The first detail that caught my eye with this demo recording was the fact that it included several previously unreleased songs- always a plus in my book. Plus I'm a huge fan of Rob Halford- either with Judas Priest or his solo material. I think he has one of the greatest voices in heavy metal.
The liner notes are great, too. They tell the story of how Rob set out on his first solo project after leaving Judas Priest. In his own words, Halford tells you his vision of what he wanted from the first Fight album. He held the project so close to his heart that he insisted on keeping his own copy of the original demos, and that is more or less what K5 is.
As this CD began to play I was instantly impressed with the sound quality. The opening track, "Into the Pit", kicks off with an ascending drum beat that quickly explodes into the feast of metal riffage that Fight were known for. The next few tracks on the CD follow suit. At times it seems as though Rob is in the room right next to you wailing his lungs out. You can hear the echos and a bit of feedback from the amps in a couple places. The vocals are sometimes easier to make out compared to the refined studio album, but in other cases more difficult -it depends on the effects employed in the particular song. It is unrefined qualities like these that make a recording of demos worth listening to.
Experiencing these songs as Halford originally intended them is a truly unique experience. I also dug out the original "War of Words" album from '93 and listened to it again to get a good comparison. There are a few songs on the original recording that are absent from the demos. Perhaps these were composed later on, or maybe written primarily by a collaborator. Whatever the reason, it means you have to hear both versions of this album to get the full experience!
Looking back at this period of Halford's career, it seems he was creating a tougher sounding kind of metal, coinciding with the rise of Pantera's international success, whose influence may be apparent in Fight's material. If you're a fan of the "Painkiller" Judas Priest album, you should enjoy Fight's music (Halford brought Priest drummer Scott Travis along with him into the "Fight" club). However you look at it, K5 provides a new perspective on this segment of Rob Halford's recording career.
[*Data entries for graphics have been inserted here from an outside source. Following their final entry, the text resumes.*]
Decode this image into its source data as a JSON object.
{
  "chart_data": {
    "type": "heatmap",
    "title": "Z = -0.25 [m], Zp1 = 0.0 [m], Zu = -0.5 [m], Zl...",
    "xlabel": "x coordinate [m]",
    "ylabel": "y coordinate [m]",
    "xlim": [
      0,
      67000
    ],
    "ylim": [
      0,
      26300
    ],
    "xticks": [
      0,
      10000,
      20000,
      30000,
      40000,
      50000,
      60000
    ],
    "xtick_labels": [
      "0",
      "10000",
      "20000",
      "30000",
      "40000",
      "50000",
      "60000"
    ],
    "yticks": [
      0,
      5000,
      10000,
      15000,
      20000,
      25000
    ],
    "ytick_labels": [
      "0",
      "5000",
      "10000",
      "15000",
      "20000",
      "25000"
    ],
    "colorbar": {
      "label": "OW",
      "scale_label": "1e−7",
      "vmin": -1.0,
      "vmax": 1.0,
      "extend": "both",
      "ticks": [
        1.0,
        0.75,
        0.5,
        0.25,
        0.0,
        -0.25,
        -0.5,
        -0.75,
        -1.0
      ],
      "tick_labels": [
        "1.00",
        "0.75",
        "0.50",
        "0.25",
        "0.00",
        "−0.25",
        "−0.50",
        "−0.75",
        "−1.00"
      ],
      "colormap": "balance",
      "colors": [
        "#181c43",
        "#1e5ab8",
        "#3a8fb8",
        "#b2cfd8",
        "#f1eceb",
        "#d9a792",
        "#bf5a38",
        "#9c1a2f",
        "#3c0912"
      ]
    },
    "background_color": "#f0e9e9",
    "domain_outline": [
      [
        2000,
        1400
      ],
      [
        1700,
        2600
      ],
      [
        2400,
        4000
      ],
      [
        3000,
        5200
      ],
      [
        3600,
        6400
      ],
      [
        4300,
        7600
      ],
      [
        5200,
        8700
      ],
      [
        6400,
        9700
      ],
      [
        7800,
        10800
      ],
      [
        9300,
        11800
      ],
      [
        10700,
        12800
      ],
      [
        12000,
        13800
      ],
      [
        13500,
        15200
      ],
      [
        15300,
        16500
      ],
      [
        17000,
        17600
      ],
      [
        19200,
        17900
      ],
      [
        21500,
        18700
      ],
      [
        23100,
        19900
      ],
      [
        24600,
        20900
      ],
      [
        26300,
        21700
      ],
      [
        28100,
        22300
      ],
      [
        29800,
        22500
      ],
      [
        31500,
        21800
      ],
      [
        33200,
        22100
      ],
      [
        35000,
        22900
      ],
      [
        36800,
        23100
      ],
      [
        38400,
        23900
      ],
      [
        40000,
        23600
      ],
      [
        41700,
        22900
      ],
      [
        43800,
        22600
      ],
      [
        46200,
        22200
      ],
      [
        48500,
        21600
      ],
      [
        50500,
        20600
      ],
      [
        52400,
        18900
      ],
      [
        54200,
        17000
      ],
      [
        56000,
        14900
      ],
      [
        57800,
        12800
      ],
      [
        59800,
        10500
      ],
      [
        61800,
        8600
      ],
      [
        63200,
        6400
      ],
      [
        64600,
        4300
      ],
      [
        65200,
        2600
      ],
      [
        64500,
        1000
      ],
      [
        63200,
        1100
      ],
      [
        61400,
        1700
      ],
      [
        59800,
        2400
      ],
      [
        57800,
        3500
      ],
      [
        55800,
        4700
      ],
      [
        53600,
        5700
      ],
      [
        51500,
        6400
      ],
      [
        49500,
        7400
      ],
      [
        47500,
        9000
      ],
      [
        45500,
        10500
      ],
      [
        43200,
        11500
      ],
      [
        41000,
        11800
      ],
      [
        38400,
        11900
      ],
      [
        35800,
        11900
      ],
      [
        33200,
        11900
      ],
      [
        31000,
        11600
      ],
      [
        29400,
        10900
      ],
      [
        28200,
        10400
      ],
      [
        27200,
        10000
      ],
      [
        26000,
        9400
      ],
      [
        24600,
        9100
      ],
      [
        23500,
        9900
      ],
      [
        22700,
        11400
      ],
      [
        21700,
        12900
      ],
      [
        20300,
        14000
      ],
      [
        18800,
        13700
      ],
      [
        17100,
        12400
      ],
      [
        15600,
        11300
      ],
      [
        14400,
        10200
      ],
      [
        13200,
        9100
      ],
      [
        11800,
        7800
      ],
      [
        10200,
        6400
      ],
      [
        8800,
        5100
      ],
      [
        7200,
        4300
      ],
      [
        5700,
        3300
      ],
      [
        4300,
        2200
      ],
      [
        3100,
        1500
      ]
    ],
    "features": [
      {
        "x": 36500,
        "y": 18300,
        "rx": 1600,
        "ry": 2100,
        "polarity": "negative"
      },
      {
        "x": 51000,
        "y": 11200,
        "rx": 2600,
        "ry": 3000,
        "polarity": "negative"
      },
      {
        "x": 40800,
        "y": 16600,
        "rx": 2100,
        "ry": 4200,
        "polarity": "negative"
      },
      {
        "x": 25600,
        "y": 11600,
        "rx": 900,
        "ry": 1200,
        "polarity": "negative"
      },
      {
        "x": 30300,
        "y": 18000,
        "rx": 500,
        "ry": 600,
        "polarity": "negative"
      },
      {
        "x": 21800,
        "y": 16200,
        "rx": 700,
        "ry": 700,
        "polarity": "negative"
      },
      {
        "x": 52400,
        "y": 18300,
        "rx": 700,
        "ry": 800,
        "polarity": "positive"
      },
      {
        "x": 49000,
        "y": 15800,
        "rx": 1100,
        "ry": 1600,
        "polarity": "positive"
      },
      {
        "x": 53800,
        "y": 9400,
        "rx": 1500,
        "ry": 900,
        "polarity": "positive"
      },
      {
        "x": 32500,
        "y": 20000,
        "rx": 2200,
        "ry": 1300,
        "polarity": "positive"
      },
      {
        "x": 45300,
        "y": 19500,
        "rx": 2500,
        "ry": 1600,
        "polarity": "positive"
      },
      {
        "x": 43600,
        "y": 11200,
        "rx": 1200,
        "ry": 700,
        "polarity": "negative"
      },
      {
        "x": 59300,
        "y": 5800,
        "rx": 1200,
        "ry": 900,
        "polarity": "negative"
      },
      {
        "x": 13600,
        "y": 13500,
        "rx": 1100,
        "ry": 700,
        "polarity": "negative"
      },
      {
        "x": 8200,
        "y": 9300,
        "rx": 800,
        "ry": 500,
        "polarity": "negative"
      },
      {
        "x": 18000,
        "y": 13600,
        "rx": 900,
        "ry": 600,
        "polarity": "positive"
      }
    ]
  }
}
In recommending songs, I'll make notes after each song as to which version I prefer. In the end I must say that both versions should be considered "essential" for fans of "The Metal God"...
From K5-The War Of Words Demos ('08)
-Into The Pit*
-Nailed to the Gun*
-Now You Die (exclusively on this version)
-Beast Denies (this is an early version of the song that became "Reality: A New Beginning". The lyrics are completely different, but my favorite part is the clean-guitar breakdown segment that was cut from the final version of this song.)
-Psycho Suicide (this was originally found as a hidden track on "A Small Deadly Space"- Fight's 2nd full-length album.)
-War of Words
-Down (exclusively on this version)
-Laid to Rest
-For All Eternity*
From War Of Words (original '93)
-Into The Pit
-Nailed to the Gun
-Immortal Sin (exclusively on this version)
-Little Crazy (exclusively on this version)
-War of Words*
-Laid to Rest*
-For All Eternity
-Reality: A New Beginning* (of all the songs I'm recommending in this post, this one is my #1 suggestion. In fact, it is one of my favorite heavy metal songs of all-time!)